Yamagami was a second-generation victim of Unification Church exploitation. Not satisfied with extracting endless, exorbitant donations from its members, the church also destroyed the lives of those referred to as “second-generation believers”—family members suffering hardship as a result of their relatives’ dedication to church fundraising efforts. However, politicians’ addiction to election-time support caused them to effectively protect the Unification Church and do nothing to help its victims.

The funding scandal and the Unification Church scandal were both big issues for voters, though. The popular impact of both issues can be traced back to the LDP’s “Abe faction,” the Seiwa Seisaku Kenkyūkai, which controlled the party for most of the last decade. Because the October 2024 election was the first since Abe’s assassination, I decided to interview mostly Diet members who had been accused of being “key men” over their connections to the church. What stood out for me was the way multiple LDP candidates avoided talking to the media.

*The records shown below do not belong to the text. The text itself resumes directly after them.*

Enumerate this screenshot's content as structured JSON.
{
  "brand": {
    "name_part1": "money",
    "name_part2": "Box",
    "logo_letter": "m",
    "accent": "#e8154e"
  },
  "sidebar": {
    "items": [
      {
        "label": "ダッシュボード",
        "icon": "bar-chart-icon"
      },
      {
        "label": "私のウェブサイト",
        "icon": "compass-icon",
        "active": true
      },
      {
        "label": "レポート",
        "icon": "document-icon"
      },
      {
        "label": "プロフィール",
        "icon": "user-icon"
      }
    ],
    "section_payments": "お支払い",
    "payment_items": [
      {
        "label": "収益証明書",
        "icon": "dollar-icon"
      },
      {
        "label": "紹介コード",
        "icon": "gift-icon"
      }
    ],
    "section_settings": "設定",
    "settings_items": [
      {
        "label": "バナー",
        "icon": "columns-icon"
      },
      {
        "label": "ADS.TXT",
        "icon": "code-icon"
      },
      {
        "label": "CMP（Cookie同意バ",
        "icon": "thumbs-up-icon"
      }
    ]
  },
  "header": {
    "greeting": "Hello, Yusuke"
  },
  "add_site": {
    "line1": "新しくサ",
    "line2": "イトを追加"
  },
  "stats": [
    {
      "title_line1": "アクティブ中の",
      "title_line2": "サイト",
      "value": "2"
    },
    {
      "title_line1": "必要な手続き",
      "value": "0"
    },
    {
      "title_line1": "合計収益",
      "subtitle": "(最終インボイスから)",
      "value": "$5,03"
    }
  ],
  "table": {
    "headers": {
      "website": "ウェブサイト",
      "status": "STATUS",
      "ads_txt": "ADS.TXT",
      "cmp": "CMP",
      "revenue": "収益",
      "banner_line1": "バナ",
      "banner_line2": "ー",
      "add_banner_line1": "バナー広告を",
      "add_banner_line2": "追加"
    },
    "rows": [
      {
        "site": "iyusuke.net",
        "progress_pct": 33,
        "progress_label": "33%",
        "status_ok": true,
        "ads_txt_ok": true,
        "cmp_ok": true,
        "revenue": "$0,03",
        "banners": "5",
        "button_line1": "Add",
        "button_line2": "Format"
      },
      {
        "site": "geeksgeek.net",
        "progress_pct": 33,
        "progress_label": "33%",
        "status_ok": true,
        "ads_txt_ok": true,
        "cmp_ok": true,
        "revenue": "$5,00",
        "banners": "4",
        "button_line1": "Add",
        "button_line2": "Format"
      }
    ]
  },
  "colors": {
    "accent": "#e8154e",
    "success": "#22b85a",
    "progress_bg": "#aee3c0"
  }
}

The team of Minister for Economic Revitalization Yamagiwa Daishirō, for instance, of the Kanagawa 18 electorate,—who lost his single-seat contest but regained a spot in the Diet via the proportional representation party list—refused to talk to the large media contingent that attended the kickoff event for his campaign, declaring instead that Yamagiwa would not go on the hustings at all. Former Deputy Defense Minister Yamamoto Tomohiro of (Kanagawa 4), who had previously flattered “Mother Moon,” was also seen to be avoiding direct media contact; in the end he lost his seat.

Tighter Cult Restrictions Under a Minority Government?

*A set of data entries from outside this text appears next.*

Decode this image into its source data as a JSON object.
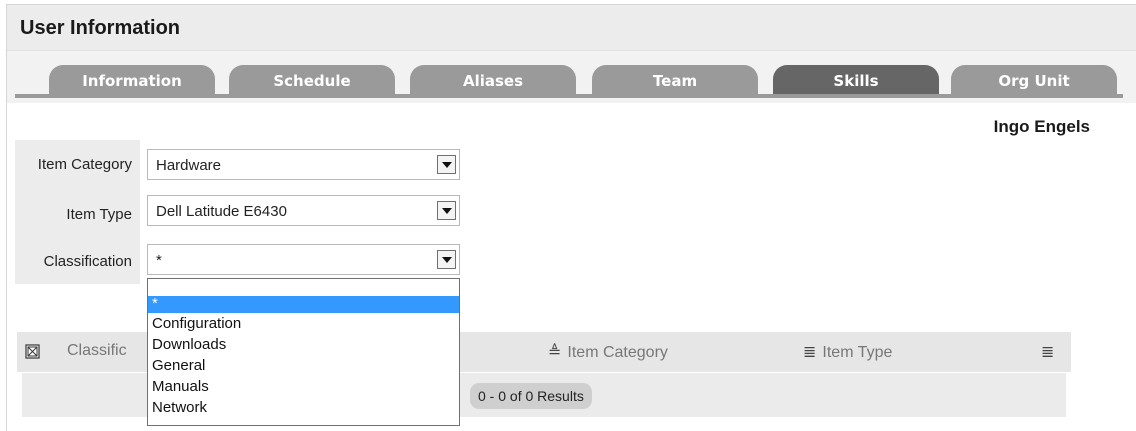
{
  "page": {
    "title": "User Information",
    "user_name": "Ingo Engels"
  },
  "tabs": [
    {
      "label": "Information",
      "active": false
    },
    {
      "label": "Schedule",
      "active": false
    },
    {
      "label": "Aliases",
      "active": false
    },
    {
      "label": "Team",
      "active": false
    },
    {
      "label": "Skills",
      "active": true
    },
    {
      "label": "Org Unit",
      "active": false
    }
  ],
  "form": {
    "item_category": {
      "label": "Item Category",
      "value": "Hardware"
    },
    "item_type": {
      "label": "Item Type",
      "value": "Dell Latitude E6430"
    },
    "classification": {
      "label": "Classification",
      "value": "*"
    }
  },
  "dropdown": {
    "options": [
      "",
      "*",
      "Configuration",
      "Downloads",
      "General",
      "Manuals",
      "Network"
    ],
    "selected": "*"
  },
  "grid": {
    "columns": {
      "classification": "Classific",
      "item_category": "Item Category",
      "item_type": "Item Type"
    },
    "results": "0 - 0 of 0 Results"
  },
  "colors": {
    "tab": "#9a9a9a",
    "tab_active": "#666666",
    "highlight": "#3399ff"
  }
}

Legislation like France’s antisect law would be valuable in helping to prevent cults from claiming more victims. However, the LDP, as well as its junior coalition partner Kōmeitō, a party whose support base comprises adherents to the Sōka Gakkai religion, is reluctant to legislate. A bill aimed at freezing cult assets, seen as an important preparation phase for the disbanding of the Unification Church, was stymied due to opposition from the ruling coalition on the basis of freedom of religion. It is the antisocial nature of cults that makes them problematic, though; the bill would not have impinged on this freedom.

While the election results have caused the Ishiba government to promise tighter regulations on political funding, there is no evidence of any attempt to delve into the issue of the Unification Church, probably because whatever the government does will stir up a hornet’s nest. Ordinarily, the restriction of cults is a topic that would be reviewed by select committee or by invoking the Diet’s right to investigate state affairs. Japan needs something like the US Fraser Committee, which carried out investigations in 1976–77 and issued a report on the conspiracy between the Korean Central Intelligence Agency and Unification Church founder Moon Sun Myung to infiltrate American politics.

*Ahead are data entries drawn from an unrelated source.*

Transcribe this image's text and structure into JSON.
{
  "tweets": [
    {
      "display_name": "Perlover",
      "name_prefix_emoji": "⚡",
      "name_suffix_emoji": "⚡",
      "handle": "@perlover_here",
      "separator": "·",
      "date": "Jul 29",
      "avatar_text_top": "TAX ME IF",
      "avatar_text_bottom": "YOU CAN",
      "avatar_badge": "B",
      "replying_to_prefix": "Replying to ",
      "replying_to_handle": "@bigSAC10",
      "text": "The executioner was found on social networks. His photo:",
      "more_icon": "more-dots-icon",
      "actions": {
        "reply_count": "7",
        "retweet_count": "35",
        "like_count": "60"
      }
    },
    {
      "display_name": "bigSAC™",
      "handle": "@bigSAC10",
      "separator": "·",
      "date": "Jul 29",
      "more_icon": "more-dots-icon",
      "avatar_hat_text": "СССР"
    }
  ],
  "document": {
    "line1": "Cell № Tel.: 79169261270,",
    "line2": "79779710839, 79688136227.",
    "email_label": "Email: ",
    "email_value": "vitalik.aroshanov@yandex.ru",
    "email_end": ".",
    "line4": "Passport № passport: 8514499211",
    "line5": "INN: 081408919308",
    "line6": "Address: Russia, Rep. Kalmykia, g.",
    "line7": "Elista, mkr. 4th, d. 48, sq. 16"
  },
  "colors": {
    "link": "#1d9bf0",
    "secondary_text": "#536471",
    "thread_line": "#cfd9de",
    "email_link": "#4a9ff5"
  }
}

The Tokyo District Court is currently deliberating a legal challenge demanding that the government dissolve the Unification Church as a religious organization. If we are to prevent assets that could be used to compensate victims from being frittered away before the judiciary issues its decision, a range of legal measures is required. The fact that the LDP-Kōmeitō coalition, which was reluctant to implement effective legislation, failed to win a majority in the Diet, means that new movements may appear.

The politicians whose dependence on the Unification Church led them to do nothing about the harm caused by the organization need to do some serious soul-searching and fully disclose the facts of their links to the church. It is only once that process has been completed that the LDP can truly begin cutting ties with this organization.